Every day in Arizona, an average of 15 children are removed from their homes, with more than 17,000 children in the foster care system, according to Childhelp.
In the past, when children were to be placed in foster care, they spent the night in Arizona Department of Child Safety field offices. Now, the department and the nonprofit Childhelp are partnering to open a child emergency placement center.
“When media has shined the light on this thing over the last couple years, looking at field offices and saying, ‘There’s children sleeping in field offices, this is wrong,’ we’re saying no more,” Child Safety Director Greg McKay said.
The Children’s Placement Center in Phoenix will provide neglected and abused children a comfortable place to stay in the 24 hours after they are taken from their homes.
The center will be staffed around the clock, 365 days a year with DCS placement specialists and employees.
Childhelp volunteers will also assist with basic care of the children, providing clothes, food and toys.
Child Safety and Childhelp began planning for the center two weeks ago, after receiving support and a space from the city of Phoenix.

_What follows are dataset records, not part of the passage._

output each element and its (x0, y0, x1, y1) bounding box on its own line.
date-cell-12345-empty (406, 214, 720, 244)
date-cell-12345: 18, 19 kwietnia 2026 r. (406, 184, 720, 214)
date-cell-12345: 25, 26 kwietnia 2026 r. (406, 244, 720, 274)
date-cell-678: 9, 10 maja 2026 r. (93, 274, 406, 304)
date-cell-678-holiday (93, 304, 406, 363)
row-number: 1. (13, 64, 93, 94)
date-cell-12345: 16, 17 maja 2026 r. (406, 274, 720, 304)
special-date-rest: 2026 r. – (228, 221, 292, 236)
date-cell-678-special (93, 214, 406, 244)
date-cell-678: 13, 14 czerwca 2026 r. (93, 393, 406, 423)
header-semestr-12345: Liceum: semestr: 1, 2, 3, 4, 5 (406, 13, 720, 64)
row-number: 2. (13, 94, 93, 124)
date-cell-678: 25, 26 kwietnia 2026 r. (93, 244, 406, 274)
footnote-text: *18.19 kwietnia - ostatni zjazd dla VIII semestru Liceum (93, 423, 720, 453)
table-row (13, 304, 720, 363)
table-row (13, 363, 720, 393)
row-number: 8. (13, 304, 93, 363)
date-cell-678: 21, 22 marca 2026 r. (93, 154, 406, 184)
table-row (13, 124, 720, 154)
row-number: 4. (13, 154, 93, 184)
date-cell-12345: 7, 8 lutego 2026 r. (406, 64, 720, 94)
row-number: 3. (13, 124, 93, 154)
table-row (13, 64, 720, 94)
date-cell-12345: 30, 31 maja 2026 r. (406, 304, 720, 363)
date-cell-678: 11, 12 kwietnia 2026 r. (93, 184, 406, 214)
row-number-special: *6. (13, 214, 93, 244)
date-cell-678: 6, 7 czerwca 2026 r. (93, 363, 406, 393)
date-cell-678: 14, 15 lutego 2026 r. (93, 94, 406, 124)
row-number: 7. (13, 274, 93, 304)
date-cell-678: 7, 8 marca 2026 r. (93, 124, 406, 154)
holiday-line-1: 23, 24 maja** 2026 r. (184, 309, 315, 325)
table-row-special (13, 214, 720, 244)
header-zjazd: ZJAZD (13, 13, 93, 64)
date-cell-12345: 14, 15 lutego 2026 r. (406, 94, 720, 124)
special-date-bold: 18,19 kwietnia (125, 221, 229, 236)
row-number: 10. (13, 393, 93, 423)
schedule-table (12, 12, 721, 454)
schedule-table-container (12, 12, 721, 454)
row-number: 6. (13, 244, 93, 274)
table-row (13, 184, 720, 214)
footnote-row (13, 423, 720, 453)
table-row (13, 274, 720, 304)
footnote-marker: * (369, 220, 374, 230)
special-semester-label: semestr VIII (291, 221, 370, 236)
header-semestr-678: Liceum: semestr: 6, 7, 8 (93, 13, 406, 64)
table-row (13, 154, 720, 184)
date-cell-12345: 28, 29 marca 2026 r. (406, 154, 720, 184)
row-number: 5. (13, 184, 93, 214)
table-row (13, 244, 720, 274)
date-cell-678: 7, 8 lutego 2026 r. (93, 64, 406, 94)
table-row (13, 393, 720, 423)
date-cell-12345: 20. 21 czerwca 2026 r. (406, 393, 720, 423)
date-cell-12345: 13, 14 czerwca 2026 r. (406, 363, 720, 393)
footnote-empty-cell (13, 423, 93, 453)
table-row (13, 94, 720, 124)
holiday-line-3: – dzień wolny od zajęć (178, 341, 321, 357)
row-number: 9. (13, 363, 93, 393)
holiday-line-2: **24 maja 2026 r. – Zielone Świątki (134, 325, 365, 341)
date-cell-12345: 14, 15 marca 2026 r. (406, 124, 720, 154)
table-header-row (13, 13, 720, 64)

Without a budget, the two groups worked together to supply the center with decorations, beds and enough supplies to keep children comfortable.
However, McKay said these emergency placement measures are just a short-term solution to a larger problem.
“I’m really calling for more families to consider themselves as possible foster families. We really need the public to join in with us and try to help us with this problem because our community, unfortunately, is in bad shape,” McKay said.
The center will begin to accept children June 1. To donate, visit the website and mention the emergency placement center in the remarks box.